Foto: Agência Brasil

Em agosto, oito dos nove grupos de produtos e serviços que compõem o Índice Nacional de Preços ao Consumidor Amplo (IPCA) apresentaram altas, na Região Metropolitana de Salvador. O indicador é a medida oficial da inflação e, de acordo com o cálculo do IBGE, ficou em 0,70% na Região Metropolitana de Salvador (RMS).

 

Apenas o grupo habitação (-0,10%) teve deflação no mês, influenciado, sobretudo pelo aluguel (-1,16%) e pela energia elétrica (-0,32%), que mostrou recuo após aumentar seguidamente desde abril, acumulando alta de 9,78% no ano de 2021. 

 

O IBGE destaca que os alimentos voltaram a ser a principal pressão inflacionária na Região Metropolitana de Salvador em agosto, com alta de 1,02%. Foram puxados pelos produtos consumidos em casa (1,41%), sobretudo leite e derivados (3,96%), com o leite longa vida subindo 5,38%; aves e ovos (2,89%); panificados (pães em geral, com 1,90%); e o café moído (7,87%).

 

O aumento médio das despesas com transporte (0,60%) exerceu a segunda maior pressão de alta no custo de vida em agosto na RMS. O grupo foi puxado pelos carros novos (3,33%) e usados (2,03%).

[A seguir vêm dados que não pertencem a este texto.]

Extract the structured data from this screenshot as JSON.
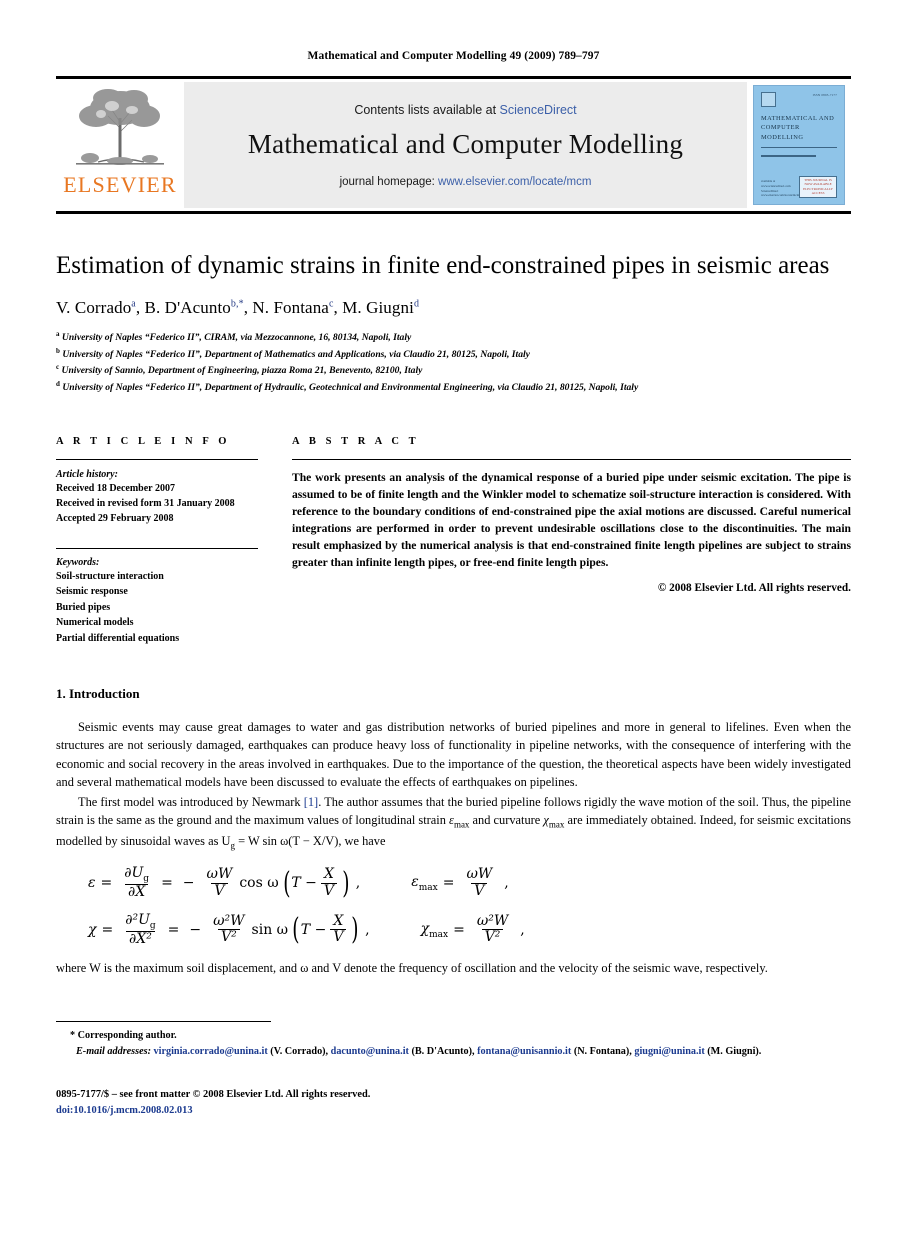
{
  "running_head": "Mathematical and Computer Modelling 49 (2009) 789–797",
  "header": {
    "publisher": "ELSEVIER",
    "contents_prefix": "Contents lists available at ",
    "contents_link": "ScienceDirect",
    "journal_title": "Mathematical and Computer Modelling",
    "homepage_prefix": "journal homepage: ",
    "homepage_link": "www.elsevier.com/locate/mcm",
    "cover": {
      "title": "MATHEMATICAL AND COMPUTER MODELLING",
      "issn": "ISSN 0895-7177",
      "sciencedirect": "available at www.sciencedirect.com ScienceDirect www.elsevier.com/locate/mcm",
      "badge": "THIS JOURNAL IS NOW AVAILABLE ELECTRONICALLY ACCESS"
    }
  },
  "article": {
    "title": "Estimation of dynamic strains in finite end-constrained pipes in seismic areas",
    "authors": "V. Corrado a, B. D'Acunto b,*, N. Fontana c, M. Giugni d",
    "author_parts": [
      {
        "name": "V. Corrado",
        "sup": "a"
      },
      {
        "name": "B. D'Acunto",
        "sup": "b,*"
      },
      {
        "name": "N. Fontana",
        "sup": "c"
      },
      {
        "name": "M. Giugni",
        "sup": "d"
      }
    ],
    "affiliations": [
      {
        "mark": "a",
        "text": "University of Naples “Federico II”, CIRAM, via Mezzocannone, 16, 80134, Napoli, Italy"
      },
      {
        "mark": "b",
        "text": "University of Naples “Federico II”, Department of Mathematics and Applications, via Claudio 21, 80125, Napoli, Italy"
      },
      {
        "mark": "c",
        "text": "University of Sannio, Department of Engineering, piazza Roma 21, Benevento, 82100, Italy"
      },
      {
        "mark": "d",
        "text": "University of Naples “Federico II”, Department of Hydraulic, Geotechnical and Environmental Engineering, via Claudio 21, 80125, Napoli, Italy"
      }
    ]
  },
  "article_info": {
    "heading": "A R T I C L E    I N F O",
    "history_label": "Article history:",
    "history": [
      "Received 18 December 2007",
      "Received in revised form 31 January 2008",
      "Accepted 29 February 2008"
    ],
    "keywords_label": "Keywords:",
    "keywords": [
      "Soil-structure interaction",
      "Seismic response",
      "Buried pipes",
      "Numerical models",
      "Partial differential equations"
    ]
  },
  "abstract": {
    "heading": "A B S T R A C T",
    "text": "The work presents an analysis of the dynamical response of a buried pipe under seismic excitation. The pipe is assumed to be of finite length and the Winkler model to schematize soil-structure interaction is considered. With reference to the boundary conditions of end-constrained pipe the axial motions are discussed. Careful numerical integrations are performed in order to prevent undesirable oscillations close to the discontinuities. The main result emphasized by the numerical analysis is that end-constrained finite length pipelines are subject to strains greater than infinite length pipes, or free-end finite length pipes.",
    "copyright": "© 2008 Elsevier Ltd. All rights reserved."
  },
  "body": {
    "section_number_title": "1. Introduction",
    "paragraph1": "Seismic events may cause great damages to water and gas distribution networks of buried pipelines and more in general to lifelines. Even when the structures are not seriously damaged, earthquakes can produce heavy loss of functionality in pipeline networks, with the consequence of interfering with the economic and social recovery in the areas involved in earthquakes. Due to the importance of the question, the theoretical aspects have been widely investigated and several mathematical models have been discussed to evaluate the effects of earthquakes on pipelines.",
    "paragraph2_a": "The first model was introduced by Newmark ",
    "paragraph2_cite": "[1]",
    "paragraph2_b": ". The author assumes that the buried pipeline follows rigidly the wave motion of the soil. Thus, the pipeline strain is the same as the ground and the maximum values of longitudinal strain ",
    "paragraph2_c": " and curvature ",
    "paragraph2_d": " are immediately obtained. Indeed, for seismic excitations modelled by sinusoidal waves as U",
    "paragraph2_e": " = W sin ω(T − X/V), we have",
    "paragraph3": "where W is the maximum soil displacement, and ω and V denote the frequency of oscillation and the velocity of the seismic wave, respectively."
  },
  "equations": {
    "eq1": {
      "lhs": "ε",
      "d_num": "∂U",
      "d_num_sub": "g",
      "d_den": "∂X",
      "coef_num": "ωW",
      "coef_den": "V",
      "fn": "cos ω",
      "inner": "T −",
      "inner_num": "X",
      "inner_den": "V",
      "max_lhs": "ε",
      "max_sub": "max",
      "max_num": "ωW",
      "max_den": "V"
    },
    "eq2": {
      "lhs": "χ",
      "d_num": "∂²U",
      "d_num_sub": "g",
      "d_den": "∂X²",
      "coef_num": "ω²W",
      "coef_den": "V²",
      "fn": "sin ω",
      "inner": "T −",
      "inner_num": "X",
      "inner_den": "V",
      "max_lhs": "χ",
      "max_sub": "max",
      "max_num": "ω²W",
      "max_den": "V²"
    }
  },
  "footnotes": {
    "corresponding": "* Corresponding author.",
    "email_label": "E-mail addresses:",
    "emails": [
      {
        "address": "virginia.corrado@unina.it",
        "owner": "(V. Corrado),"
      },
      {
        "address": "dacunto@unina.it",
        "owner": "(B. D'Acunto),"
      },
      {
        "address": "fontana@unisannio.it",
        "owner": "(N. Fontana),"
      },
      {
        "address": "giugni@unina.it",
        "owner": "(M. Giugni)."
      }
    ]
  },
  "footer": {
    "front_matter": "0895-7177/$ – see front matter © 2008 Elsevier Ltd. All rights reserved.",
    "doi": "doi:10.1016/j.mcm.2008.02.013"
  }
}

A gasolina também seguiu em alta (0,39%), embora desacelerando em relação a meses anteriores. No ano de 2021, já acumula aumento de 33,65%, o segundo mais intenso entre as centenas de itens pesquisados para formar o índice de inflação.

 

O grupo vestuário (2,16%) também teve aumento importante em agosto na RMS, e deu a terceira principal contribuição para a elevação do IPCA no mês. Foi puxado pelas roupas femininas (2,79%), masculinas (2,20%) e pelo calçados e acessórios (2,06%).